L'Union européenne pourrait agir davantage pour le maintien des prairies, très avantageux pour la biodiversité – dans un hectare de prairie, on dénombre 60 à 80 espèces végétales différentes, contre trois dans un hectare de maïs –, mais aussi en ce qui concerne les réserves d'eau en cas de pluies ou d'inondations, la trames vertes et bleues, le piégeage des nitrates et le stockage du carbone. Or l'écart des primes entre un hectare de prairie et un hectare de maïs continue à être très défavorable au premier. Je préférerais que les agriculteurs français soient rémunérés par l'intégration du prix du carbone stocké dans la prime à l'hectare de prairie plutôt que par une prime triple – sans compter le subventionnement du drainage et de l'irrigation – quand ils le plantent en maïs.

Un des problèmes liés à la directive sol est l'étalement urbain et l'artificialisation des sols. Je rappelle qu'il n'y aura plus d'agriculture en Martinique en 2050 et que 80 000 hectares disparaissent chaque année en France. C'est peut-être la principale cause de disparition de la biodiversité.

Les départements d'outre-mer reçoivent des fonds communautaires sans être soumis à beaucoup de directives européennes environnementales. Les directives Habitat et Oiseaux ne s'y appliquent pas alors qu'ils sont beaucoup plus riches que la métropole en matière de biodiversité. S'il ne faut peut-être pas appliquer ces textes dans ces territoires pour des raisons de sensibilité politique ou de différence écologique, des mesures de protection devraient quand même prévaloir. Quant à l'orpaillage, au-delà de ce que vous avez dit, il n'engendre aucune retombée économique ou fiscale et pose des problèmes d'insécurité, avec assassinats et traite d'êtres humains.

Le problème ne tient pas au subventionnement de la pêche mais à la forme que prennent les subventions, qui conduit à favoriser la pêche intensive et le chalutage, au travers de la défiscalisation du carburant.
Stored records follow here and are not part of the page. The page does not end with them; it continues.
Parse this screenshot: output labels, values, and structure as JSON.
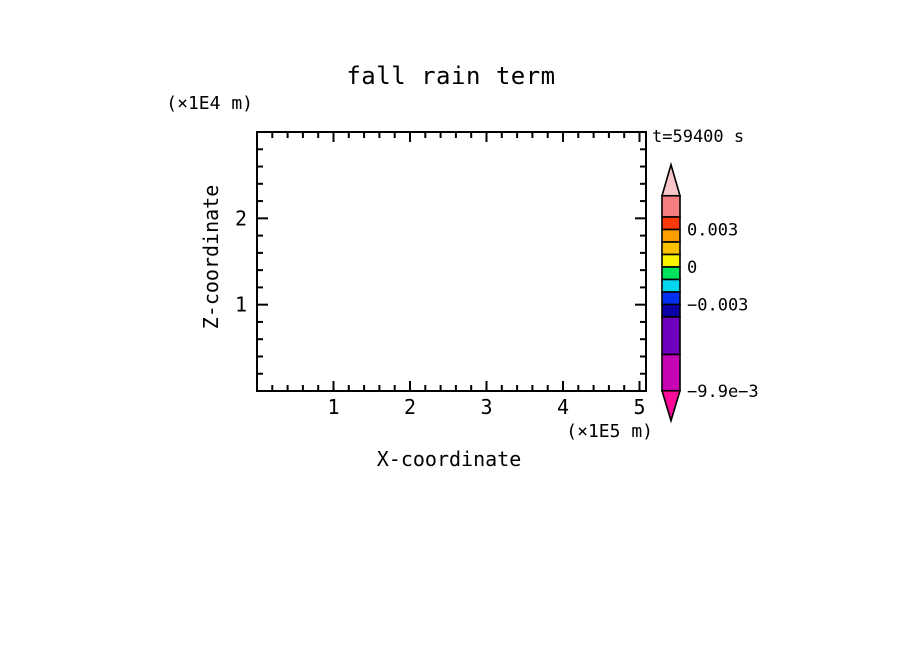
{
  "chart_data": {
    "type": "heatmap",
    "title": "fall rain term",
    "xlabel": "X-coordinate",
    "ylabel": "Z-coordinate",
    "x_unit": "(×1E5 m)",
    "y_unit": "(×1E4 m)",
    "time_annotation": "t=59400 s",
    "xlim": [
      0,
      5.1
    ],
    "ylim": [
      0,
      3
    ],
    "x_ticks": [
      1,
      2,
      3,
      4,
      5
    ],
    "y_ticks": [
      1,
      2
    ],
    "x_minor_step": 0.2,
    "y_minor_step": 0.2,
    "grid": false,
    "plot_content": "empty plot area — no shaded contour values visible at this time step",
    "colorbar": {
      "position": "right",
      "labels": [
        {
          "value": 0.003,
          "text": "0.003"
        },
        {
          "value": 0,
          "text": "0"
        },
        {
          "value": -0.003,
          "text": "−0.003"
        },
        {
          "value": -0.0099,
          "text": "−9.9e−3"
        }
      ],
      "segments": [
        {
          "from": 0.004,
          "to": 0.0057,
          "color": "#f67e7e"
        },
        {
          "from": 0.003,
          "to": 0.004,
          "color": "#fb3a0c"
        },
        {
          "from": 0.002,
          "to": 0.003,
          "color": "#ff9e00"
        },
        {
          "from": 0.001,
          "to": 0.002,
          "color": "#fdc100"
        },
        {
          "from": 0.0,
          "to": 0.001,
          "color": "#fbf400"
        },
        {
          "from": -0.001,
          "to": 0.0,
          "color": "#00e35c"
        },
        {
          "from": -0.002,
          "to": -0.001,
          "color": "#00d7ef"
        },
        {
          "from": -0.003,
          "to": -0.002,
          "color": "#0031f2"
        },
        {
          "from": -0.004,
          "to": -0.003,
          "color": "#0c00a6"
        },
        {
          "from": -0.007,
          "to": -0.004,
          "color": "#6f00be"
        },
        {
          "from": -0.0099,
          "to": -0.007,
          "color": "#c603b5"
        }
      ],
      "over_color": "#f8c6c6",
      "under_color": "#f90a99"
    }
  }
}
Mon rapport fait d'ailleurs la distinction entre les subventions favorables, neutres et dommageables dans ce domaine.

En matière de communication, je suis interloqué par le décalage, en France, entre l' attention portée au changement climatique et celle bénéficiant à la biodiversité. Dans les pays anglo-saxons, au contraire, les deux problèmes sont considérés de même importance.

Les aides fléchées sur l'action pour le climat pourraient porter davantage sur l' adaptation que sur l'atténuation, sachant que les projets d'adaptation sont souvent mixtes et également favorables à la biodiversité.
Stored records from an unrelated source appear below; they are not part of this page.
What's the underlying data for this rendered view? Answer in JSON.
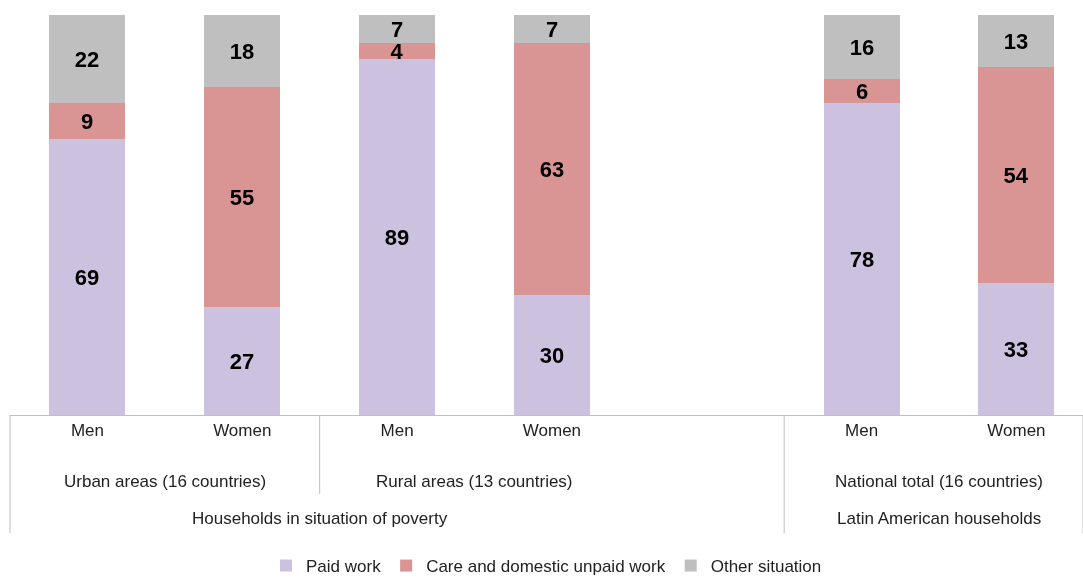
{
  "chart_data": {
    "type": "bar",
    "stacked": true,
    "data_labels": true,
    "grid": false,
    "legend": "bottom",
    "tick_labels": "x",
    "ylim": [
      0,
      100
    ],
    "categories": [
      "Men",
      "Women",
      "Men",
      "Women",
      null,
      "Men",
      "Women"
    ],
    "series": [
      {
        "name": "Paid work",
        "color": "#ccc1de",
        "values": [
          69,
          27,
          89,
          30,
          null,
          78,
          33
        ]
      },
      {
        "name": "Care and domestic unpaid work",
        "color": "#d99594",
        "values": [
          9,
          55,
          4,
          63,
          null,
          6,
          54
        ]
      },
      {
        "name": "Other situation",
        "color": "#bfbfbf",
        "values": [
          22,
          18,
          7,
          7,
          null,
          16,
          13
        ]
      }
    ],
    "annotations": [
      "Urban areas (16 countries)",
      "Rural areas (13 countries)",
      "National total (16 countries)",
      "Households in situation of poverty",
      "Latin American households"
    ]
  }
}
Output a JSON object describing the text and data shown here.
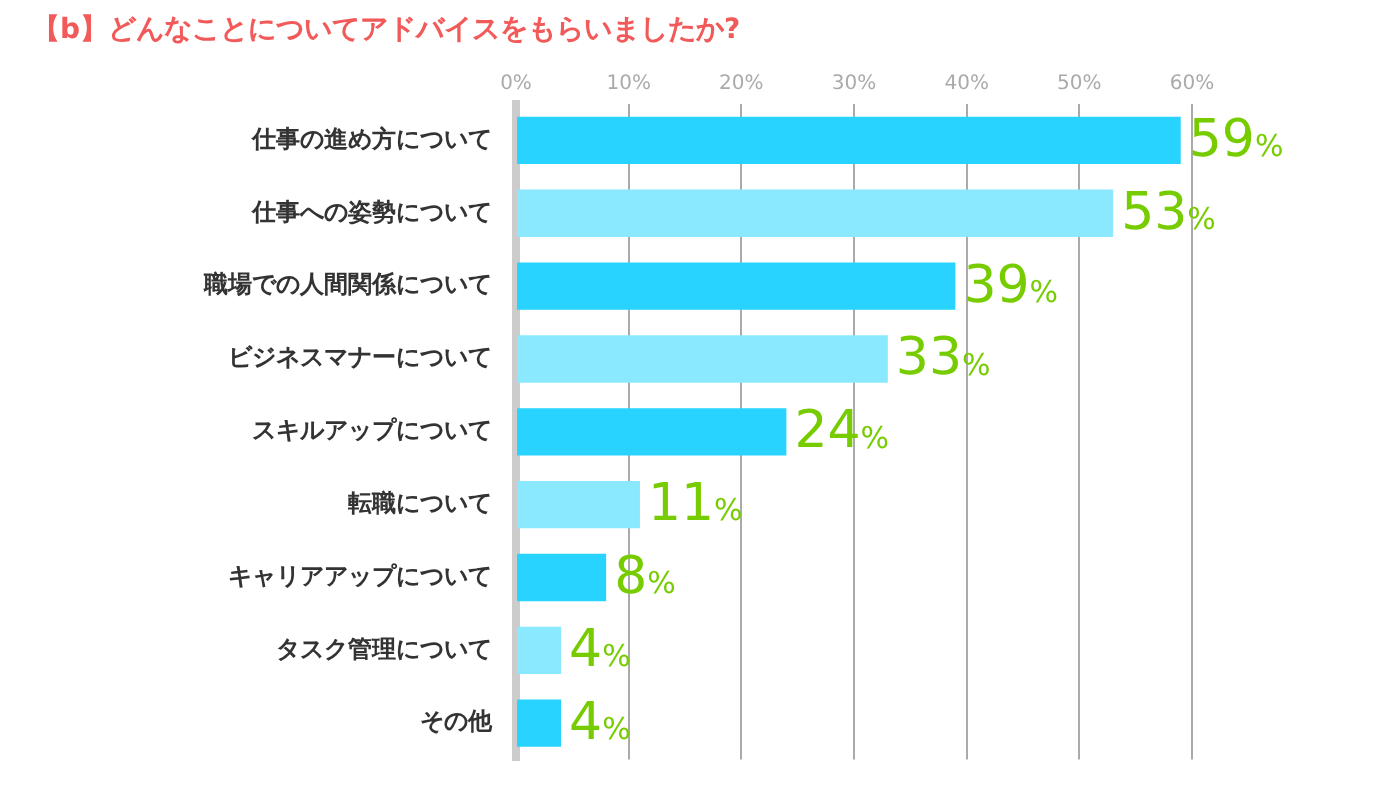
{
  "chart_data": {
    "type": "bar",
    "orientation": "horizontal",
    "title": "【b】どんなことについてアドバイスをもらいましたか?",
    "categories": [
      "仕事の進め方について",
      "仕事への姿勢について",
      "職場での人間関係について",
      "ビジネスマナーについて",
      "スキルアップについて",
      "転職について",
      "キャリアアップについて",
      "タスク管理について",
      "その他"
    ],
    "values": [
      59,
      53,
      39,
      33,
      24,
      11,
      8,
      4,
      4
    ],
    "colors": [
      "#29d3ff",
      "#8ae8ff",
      "#29d3ff",
      "#8ae8ff",
      "#29d3ff",
      "#8ae8ff",
      "#29d3ff",
      "#8ae8ff",
      "#29d3ff"
    ],
    "value_labels": [
      "59%",
      "53%",
      "39%",
      "33%",
      "24%",
      "11%",
      "8%",
      "4%",
      "4%"
    ],
    "xlim": [
      0,
      60
    ],
    "xticks": [
      {
        "value": 0,
        "label": "0%"
      },
      {
        "value": 10,
        "label": "10%"
      },
      {
        "value": 20,
        "label": "20%"
      },
      {
        "value": 30,
        "label": "30%"
      },
      {
        "value": 40,
        "label": "40%"
      },
      {
        "value": 50,
        "label": "50%"
      },
      {
        "value": 60,
        "label": "60%"
      }
    ],
    "grid": "x",
    "legend": false
  }
}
L'écotourisme pourrait également être développé. Une réforme importante a eu lieu récemment en France, avec le passage de ce domaine sous la coupe des affaires étrangères : le ministre a annoncé un plan de développement reposant sur des pôles, dont un consacré à ce secteur. Notre pays pourrait faire beaucoup plus ; ce serait utile économiquement, d'autant que certaines activités pourraient avoir lieu hors saison, comme l' observation des oiseaux.

Enfin, le Centre thématique européen sur la diversité biologique étant une des rares institutions européennes implantées en France, une visite de votre Commission sur place serait intéressante et utile, d'autant que cette localisation est régulièrement mise en cause.